Tuesday, November 08, 2005

Movie Reviews: Jarhead, Hitchhiker's Guide, and Kingdom of Heaven

Joe Carter has a review of Jarhead over at Evangelical Outpost.
Francois Truffaut once claimed that there could be no such thing as an antiwar-movie since even a gruesome war movie makes war look energetic and exciting. If the French director had lived long enough to see Sam Mendes’ latest film he might have changed his opinion. Jarhead is so lifeless and dull that it could qualify to be the first true antiwar movie.
Now I really don't want to see the movie.

I rented Hitchhiker's Guide to the Galaxy and Kingdom of Heaven this weekend. Long story short, they were both ok. Not spectacular but ok.

HHGttG surprised me. Originally, it was a Radio series on the BBC, which I have copies of on MP3. Then it went through incarnations as a TV series and several books, although possibly not in that order. What surprised me was that they changed a good bit of it for the movie. I understand much of this was Douglas Adams's idea, but that isn't a good excuse because many of the changes don't work.

The comedic timing of the film is just off until you get Ford and Arthur onto the Heart of Gold. You rush through the destruction of Earth so quickly you can't really take it in.

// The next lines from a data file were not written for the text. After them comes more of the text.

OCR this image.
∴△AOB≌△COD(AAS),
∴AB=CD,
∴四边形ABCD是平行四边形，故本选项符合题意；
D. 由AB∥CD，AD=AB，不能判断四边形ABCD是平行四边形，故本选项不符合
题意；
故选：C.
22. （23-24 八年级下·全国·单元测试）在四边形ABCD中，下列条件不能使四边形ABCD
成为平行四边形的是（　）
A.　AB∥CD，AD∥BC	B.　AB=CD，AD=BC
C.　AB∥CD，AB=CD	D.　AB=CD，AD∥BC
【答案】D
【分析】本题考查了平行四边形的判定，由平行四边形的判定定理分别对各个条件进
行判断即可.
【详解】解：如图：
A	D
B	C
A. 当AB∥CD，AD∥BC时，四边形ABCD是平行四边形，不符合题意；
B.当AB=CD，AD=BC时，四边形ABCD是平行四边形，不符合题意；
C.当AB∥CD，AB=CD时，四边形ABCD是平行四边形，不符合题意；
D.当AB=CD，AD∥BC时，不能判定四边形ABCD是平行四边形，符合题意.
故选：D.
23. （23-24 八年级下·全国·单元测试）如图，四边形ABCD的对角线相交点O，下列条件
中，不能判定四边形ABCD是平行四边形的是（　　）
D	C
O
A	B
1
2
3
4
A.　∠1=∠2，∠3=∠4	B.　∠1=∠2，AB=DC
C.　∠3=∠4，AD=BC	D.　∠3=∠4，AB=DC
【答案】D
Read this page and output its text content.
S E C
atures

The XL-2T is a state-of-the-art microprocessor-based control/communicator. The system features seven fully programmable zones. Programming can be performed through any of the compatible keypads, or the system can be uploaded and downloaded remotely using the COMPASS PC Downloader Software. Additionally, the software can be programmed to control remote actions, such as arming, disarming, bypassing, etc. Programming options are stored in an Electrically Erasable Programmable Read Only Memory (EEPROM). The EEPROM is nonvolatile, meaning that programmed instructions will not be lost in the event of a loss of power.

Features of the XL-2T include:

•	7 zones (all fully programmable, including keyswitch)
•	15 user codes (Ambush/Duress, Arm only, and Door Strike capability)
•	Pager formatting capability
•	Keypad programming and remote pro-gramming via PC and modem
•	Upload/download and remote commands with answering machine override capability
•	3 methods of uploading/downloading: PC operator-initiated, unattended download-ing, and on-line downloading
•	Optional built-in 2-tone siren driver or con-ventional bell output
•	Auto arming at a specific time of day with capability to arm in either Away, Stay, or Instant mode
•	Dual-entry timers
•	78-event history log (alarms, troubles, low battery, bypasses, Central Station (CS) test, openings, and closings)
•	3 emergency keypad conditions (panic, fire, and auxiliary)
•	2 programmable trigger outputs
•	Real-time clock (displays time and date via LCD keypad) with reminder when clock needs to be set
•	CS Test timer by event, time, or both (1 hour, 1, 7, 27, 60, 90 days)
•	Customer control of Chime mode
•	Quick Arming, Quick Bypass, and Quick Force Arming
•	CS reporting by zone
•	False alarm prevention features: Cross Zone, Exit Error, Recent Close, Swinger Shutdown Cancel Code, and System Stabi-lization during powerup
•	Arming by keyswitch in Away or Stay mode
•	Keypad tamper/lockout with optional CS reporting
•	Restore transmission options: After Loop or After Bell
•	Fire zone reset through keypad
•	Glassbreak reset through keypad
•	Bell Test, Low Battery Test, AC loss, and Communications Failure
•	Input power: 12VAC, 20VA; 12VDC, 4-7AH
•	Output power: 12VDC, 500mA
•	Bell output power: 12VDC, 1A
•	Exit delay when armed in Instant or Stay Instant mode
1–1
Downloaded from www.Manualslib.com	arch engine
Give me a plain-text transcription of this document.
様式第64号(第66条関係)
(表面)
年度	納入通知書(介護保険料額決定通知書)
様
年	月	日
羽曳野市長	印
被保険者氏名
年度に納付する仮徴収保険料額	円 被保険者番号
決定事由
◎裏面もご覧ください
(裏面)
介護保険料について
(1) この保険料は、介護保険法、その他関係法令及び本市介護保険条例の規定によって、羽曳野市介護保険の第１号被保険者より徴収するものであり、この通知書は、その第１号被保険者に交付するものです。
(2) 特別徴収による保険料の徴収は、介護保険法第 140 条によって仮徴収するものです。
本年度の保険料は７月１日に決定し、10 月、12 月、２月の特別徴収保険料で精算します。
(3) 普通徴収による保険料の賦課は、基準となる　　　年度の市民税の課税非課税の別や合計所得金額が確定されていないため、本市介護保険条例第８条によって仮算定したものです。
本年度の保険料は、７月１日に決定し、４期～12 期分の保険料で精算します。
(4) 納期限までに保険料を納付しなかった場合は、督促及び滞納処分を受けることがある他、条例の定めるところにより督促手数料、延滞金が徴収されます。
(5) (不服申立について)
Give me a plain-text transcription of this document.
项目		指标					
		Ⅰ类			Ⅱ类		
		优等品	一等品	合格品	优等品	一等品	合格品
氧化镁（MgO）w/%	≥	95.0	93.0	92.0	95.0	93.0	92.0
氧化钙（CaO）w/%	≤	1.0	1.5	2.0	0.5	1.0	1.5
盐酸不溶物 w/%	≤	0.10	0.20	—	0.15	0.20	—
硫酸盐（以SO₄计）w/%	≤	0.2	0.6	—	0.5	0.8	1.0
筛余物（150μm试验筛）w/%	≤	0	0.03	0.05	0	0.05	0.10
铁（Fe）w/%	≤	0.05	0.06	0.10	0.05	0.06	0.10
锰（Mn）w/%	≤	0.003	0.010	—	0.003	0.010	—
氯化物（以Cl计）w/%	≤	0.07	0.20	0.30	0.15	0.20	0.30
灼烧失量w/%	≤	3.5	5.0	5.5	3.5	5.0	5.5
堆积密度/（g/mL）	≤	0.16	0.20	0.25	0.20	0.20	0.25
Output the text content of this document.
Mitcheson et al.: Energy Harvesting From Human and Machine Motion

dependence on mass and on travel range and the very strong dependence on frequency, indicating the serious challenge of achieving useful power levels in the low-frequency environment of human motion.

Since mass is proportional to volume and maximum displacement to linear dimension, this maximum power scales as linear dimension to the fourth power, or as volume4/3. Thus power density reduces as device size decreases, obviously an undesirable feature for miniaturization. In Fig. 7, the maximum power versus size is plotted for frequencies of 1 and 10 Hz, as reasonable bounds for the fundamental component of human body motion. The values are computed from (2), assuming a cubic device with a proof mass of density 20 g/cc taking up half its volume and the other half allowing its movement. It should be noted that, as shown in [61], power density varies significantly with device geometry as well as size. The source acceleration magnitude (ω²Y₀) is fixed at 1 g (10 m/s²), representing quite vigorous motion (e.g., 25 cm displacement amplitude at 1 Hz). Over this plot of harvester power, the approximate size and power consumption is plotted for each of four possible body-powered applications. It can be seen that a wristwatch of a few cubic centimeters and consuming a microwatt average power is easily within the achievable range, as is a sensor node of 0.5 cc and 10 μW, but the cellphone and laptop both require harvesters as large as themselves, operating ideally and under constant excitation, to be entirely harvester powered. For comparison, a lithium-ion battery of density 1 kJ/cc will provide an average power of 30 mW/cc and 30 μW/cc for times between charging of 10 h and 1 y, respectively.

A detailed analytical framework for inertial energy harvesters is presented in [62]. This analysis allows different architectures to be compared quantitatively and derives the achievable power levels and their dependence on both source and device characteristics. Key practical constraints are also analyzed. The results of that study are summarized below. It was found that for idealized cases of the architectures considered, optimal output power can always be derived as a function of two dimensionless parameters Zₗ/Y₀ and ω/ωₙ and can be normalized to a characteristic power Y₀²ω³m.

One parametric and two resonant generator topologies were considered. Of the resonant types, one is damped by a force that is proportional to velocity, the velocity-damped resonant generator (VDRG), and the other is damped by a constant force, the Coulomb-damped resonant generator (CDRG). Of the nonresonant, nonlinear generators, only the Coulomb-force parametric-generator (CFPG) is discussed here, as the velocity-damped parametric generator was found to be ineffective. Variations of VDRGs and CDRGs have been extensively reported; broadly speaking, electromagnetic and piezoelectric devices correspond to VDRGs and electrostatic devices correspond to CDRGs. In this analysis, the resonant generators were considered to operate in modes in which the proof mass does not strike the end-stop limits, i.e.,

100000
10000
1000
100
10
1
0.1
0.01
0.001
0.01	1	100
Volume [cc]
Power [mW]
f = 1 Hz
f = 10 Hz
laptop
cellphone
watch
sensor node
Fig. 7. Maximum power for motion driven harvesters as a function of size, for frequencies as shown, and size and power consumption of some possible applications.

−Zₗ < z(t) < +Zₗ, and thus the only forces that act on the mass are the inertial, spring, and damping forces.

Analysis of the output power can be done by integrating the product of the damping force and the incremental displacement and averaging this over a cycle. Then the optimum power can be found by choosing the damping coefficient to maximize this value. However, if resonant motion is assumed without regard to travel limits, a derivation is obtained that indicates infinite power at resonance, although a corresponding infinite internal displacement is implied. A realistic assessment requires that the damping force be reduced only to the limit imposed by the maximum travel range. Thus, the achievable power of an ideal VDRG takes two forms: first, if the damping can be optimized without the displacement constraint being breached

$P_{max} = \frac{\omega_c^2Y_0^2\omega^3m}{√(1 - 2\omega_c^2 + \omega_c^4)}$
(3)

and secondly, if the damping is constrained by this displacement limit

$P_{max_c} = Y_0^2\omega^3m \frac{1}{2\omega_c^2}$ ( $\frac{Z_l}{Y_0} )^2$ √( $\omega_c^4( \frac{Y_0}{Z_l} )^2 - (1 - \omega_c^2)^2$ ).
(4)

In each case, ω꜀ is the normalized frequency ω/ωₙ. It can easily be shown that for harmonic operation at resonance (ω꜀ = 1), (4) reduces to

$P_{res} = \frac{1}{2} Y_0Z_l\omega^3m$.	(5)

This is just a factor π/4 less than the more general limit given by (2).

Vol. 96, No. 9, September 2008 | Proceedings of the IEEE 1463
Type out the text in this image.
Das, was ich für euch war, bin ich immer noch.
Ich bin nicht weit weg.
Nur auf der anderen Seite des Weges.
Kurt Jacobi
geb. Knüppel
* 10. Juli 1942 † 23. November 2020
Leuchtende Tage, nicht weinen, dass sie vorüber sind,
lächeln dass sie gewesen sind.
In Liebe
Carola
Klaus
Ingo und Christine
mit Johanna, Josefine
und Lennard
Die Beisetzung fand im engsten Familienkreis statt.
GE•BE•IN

This pacing means you also don't have any time to laugh at the early jokes.

Some of the changes do work for me. In the books and radio series, Arthur Dent is a pitiful earth monkey who has a profound effect on the universe because he's the only survivor of Earth's destruction. In the movie he's far less pitiful and loserly. They accomplish this transformation mostly by making Trillian his love interest. To make up for turning Arthur interesting, they turn Zaphod into a worthless twit and add a whole bunch of stuff to the middle of the movie that doesn't belong there. Ah well, at least it was just a rental.

Kingdom of Heaven is to medieval history what Gladiator is to Roman history. Both are Ridley Scott films. Both tell the story he wants to tell with little regard for actual history. There are good fight and battle scenes, none of which have any particular historical accuracy at all. The swordplay is wrong. The battle tactics are wrong. There is a lot that is wrong. But it looks good. So if you want a movie that has a lot wrong with it, but looks good, then this is a good choice. It made me want to take my sword off the wall and give some milk jugs what for.

Kingdom of Heaven got a lot of bad press when it initially came out. Some reviewers thought the movie showed a very one sided portrayal of Christians and Muslims. This is mostly true. There are token Christians who are "enlightened" and tolerant and token Muslims who aren't. Generally devout Christians are portrayed badly while devout Muslims aren't generally portrayed at all. The overall theme of the movie is that Muslims, Christians, and Jews really aren't any different and we should just live in peace and toleration. The problem is that the movie comes to no conclusions about how to accomplish this when individuals on all sides want the conflict to occur and will actively engineer it.